C’est à l’occasion de rencontres du projet Echangeons sur notre agriculture, en 2016, que l’idée d’abattre des animaux à la ferme a été proposée par des citoyens et des éleveurs. Elle est née de réflexions en réaction aux fermetures d’abattoirs : les distances entre la ferme et le lieu de mise à mort s’allonge, le stress lié au transport et à la manipulation des animaux compromet leur bien-être et la qualité de la viande. Abattre à la ferme de manière cadrée est une idée réaliste, creusée et soutenue par Nature & Progrès. Nos travaux, ainsi que ceux d’autres organisations en Europe, ont mené à une ouverture législative permettant aujourd’hui, « sous certains conditions », cette pratique en ferme. Mais ces « conditions » font encore l’objet de débats, de recherches, de négociations. Depuis, avec le soutien de la Région wallonne, l’Université de Liège a repris les rênes du dossier, et un projet-pilote est en préparation en Wallonie.

 

Les producteurs sous mention Nature & Progrès sont souvent les pionniers de nouvelles pratiques. A la ferme d’Esclaye à Beauraing, la famille Henin a lancé une expérimentation : laisser des veaux laitiers sous leur mère. En 2021, cinq veaux ont été nourris au pis et à l’herbe, jusqu’à l’âge de huit mois. Ils ont ensuite été valorisés dans la filière viande.
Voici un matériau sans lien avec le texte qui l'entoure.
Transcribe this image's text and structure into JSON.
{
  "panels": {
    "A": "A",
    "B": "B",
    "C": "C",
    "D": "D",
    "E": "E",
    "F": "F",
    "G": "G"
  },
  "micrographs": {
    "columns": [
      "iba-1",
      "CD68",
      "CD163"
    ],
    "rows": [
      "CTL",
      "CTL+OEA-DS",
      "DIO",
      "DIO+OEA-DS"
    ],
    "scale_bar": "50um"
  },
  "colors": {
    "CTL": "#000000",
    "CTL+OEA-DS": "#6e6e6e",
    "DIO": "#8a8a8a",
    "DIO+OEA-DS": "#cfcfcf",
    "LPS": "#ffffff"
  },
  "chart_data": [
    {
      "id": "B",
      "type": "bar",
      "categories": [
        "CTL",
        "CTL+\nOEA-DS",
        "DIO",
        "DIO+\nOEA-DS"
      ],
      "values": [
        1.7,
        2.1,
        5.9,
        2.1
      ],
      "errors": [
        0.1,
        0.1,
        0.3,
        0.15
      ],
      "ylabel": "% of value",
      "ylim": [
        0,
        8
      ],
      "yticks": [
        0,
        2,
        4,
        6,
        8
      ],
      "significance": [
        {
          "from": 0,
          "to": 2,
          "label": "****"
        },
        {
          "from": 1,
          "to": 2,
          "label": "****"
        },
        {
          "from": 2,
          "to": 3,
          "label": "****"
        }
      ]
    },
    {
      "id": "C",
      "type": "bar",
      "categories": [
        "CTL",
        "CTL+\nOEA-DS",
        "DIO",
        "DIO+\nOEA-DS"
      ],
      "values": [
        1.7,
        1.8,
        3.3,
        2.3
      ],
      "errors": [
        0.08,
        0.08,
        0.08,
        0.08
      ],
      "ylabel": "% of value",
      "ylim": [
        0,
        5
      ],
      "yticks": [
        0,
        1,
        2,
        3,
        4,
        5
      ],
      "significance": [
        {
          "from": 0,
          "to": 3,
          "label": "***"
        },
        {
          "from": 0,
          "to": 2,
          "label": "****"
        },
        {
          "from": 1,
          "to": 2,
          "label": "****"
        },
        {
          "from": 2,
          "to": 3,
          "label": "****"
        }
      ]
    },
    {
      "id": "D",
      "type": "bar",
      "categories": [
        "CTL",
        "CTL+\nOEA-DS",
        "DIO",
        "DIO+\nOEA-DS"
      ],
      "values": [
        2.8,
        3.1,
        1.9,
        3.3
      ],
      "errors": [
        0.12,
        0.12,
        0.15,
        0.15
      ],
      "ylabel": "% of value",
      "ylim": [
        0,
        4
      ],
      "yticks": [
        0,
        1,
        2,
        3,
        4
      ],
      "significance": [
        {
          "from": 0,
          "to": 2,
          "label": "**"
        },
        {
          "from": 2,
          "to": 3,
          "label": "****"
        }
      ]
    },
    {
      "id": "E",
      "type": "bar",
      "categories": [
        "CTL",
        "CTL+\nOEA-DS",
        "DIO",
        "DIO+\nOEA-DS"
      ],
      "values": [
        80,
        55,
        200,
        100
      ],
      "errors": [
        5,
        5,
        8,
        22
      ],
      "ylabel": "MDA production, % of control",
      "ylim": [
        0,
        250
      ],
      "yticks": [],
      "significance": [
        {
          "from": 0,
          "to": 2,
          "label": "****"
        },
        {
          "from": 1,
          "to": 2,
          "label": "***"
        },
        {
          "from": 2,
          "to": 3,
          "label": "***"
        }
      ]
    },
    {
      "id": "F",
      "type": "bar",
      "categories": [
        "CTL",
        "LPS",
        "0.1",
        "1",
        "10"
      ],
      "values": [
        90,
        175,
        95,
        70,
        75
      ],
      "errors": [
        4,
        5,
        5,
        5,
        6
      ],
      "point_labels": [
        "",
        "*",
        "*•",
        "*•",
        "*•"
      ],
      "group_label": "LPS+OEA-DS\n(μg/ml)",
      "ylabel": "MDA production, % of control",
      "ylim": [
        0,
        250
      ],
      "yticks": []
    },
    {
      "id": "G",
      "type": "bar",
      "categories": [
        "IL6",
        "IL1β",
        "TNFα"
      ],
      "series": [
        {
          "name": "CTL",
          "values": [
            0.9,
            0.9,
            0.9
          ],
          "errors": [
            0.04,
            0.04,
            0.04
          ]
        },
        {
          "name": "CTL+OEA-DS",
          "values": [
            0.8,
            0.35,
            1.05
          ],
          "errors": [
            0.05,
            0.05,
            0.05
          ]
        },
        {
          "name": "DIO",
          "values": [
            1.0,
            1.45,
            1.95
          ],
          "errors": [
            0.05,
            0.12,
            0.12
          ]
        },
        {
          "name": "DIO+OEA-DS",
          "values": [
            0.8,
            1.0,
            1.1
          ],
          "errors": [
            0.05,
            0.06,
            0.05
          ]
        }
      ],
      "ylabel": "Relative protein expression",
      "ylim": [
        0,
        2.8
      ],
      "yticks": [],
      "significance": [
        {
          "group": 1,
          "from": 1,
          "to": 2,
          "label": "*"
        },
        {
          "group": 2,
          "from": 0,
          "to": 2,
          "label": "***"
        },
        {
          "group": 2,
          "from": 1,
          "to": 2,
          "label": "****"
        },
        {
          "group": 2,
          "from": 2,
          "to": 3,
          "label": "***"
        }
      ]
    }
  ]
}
Ce premier test ayant mené à des résultats positifs, la famille Hénin a souhaité poursuivre l’expérience afin de collecter plus de données. Le projet en cours, mené par les éleveurs en partenariat avec l’Université Catholique de Louvain et avec le soutien de la Fondation Baillet-Latour, porte sur le suivi de seize vaches et de leurs huit veaux mâles et huit veaux femelles. Pour compléter ce suivi technique, basé sur les données de production de la ferme, il apparaissait nécessaire d’étudier la faisabilité économique du développement de la filière veaux laitiers, et ce, afin d’encourager la multiplication des élevages s’engageant sur cette voie, et c’est de cette dernière partie que Nature & Progrès à la charge. Les résultats de cette recherche vous seront présentés très prochainement !

 

Ne sommes-nous pas allés trop loin dans l’animal-machine ? Doit-on continuer de piétiner les animaux sous des prétextes économiques ? Pour Nature & Progrès, il est temps de développer une vision globale de nos systèmes d’élevage, à l’échelle de la société, et non à celle de l’étable.

 

 

 

REFERENCES :

Les Hypertypes Anonymes, capsule vidéo réalisée en 2024 par Le bien-être animal en Wallonie. https://www.youtube.com/watch?v=s0BY-i3xonU

Nature & Progrès. 2017. Potentialités de l’abattoir mobile et du tir en prairie pour les élevages wallons. 128 pages.

Nature & Progrès. 2022. Elevage des veaux sous la mère. Une expérience innovante à la Ferme d’Esclaye-Henin. 32 pages.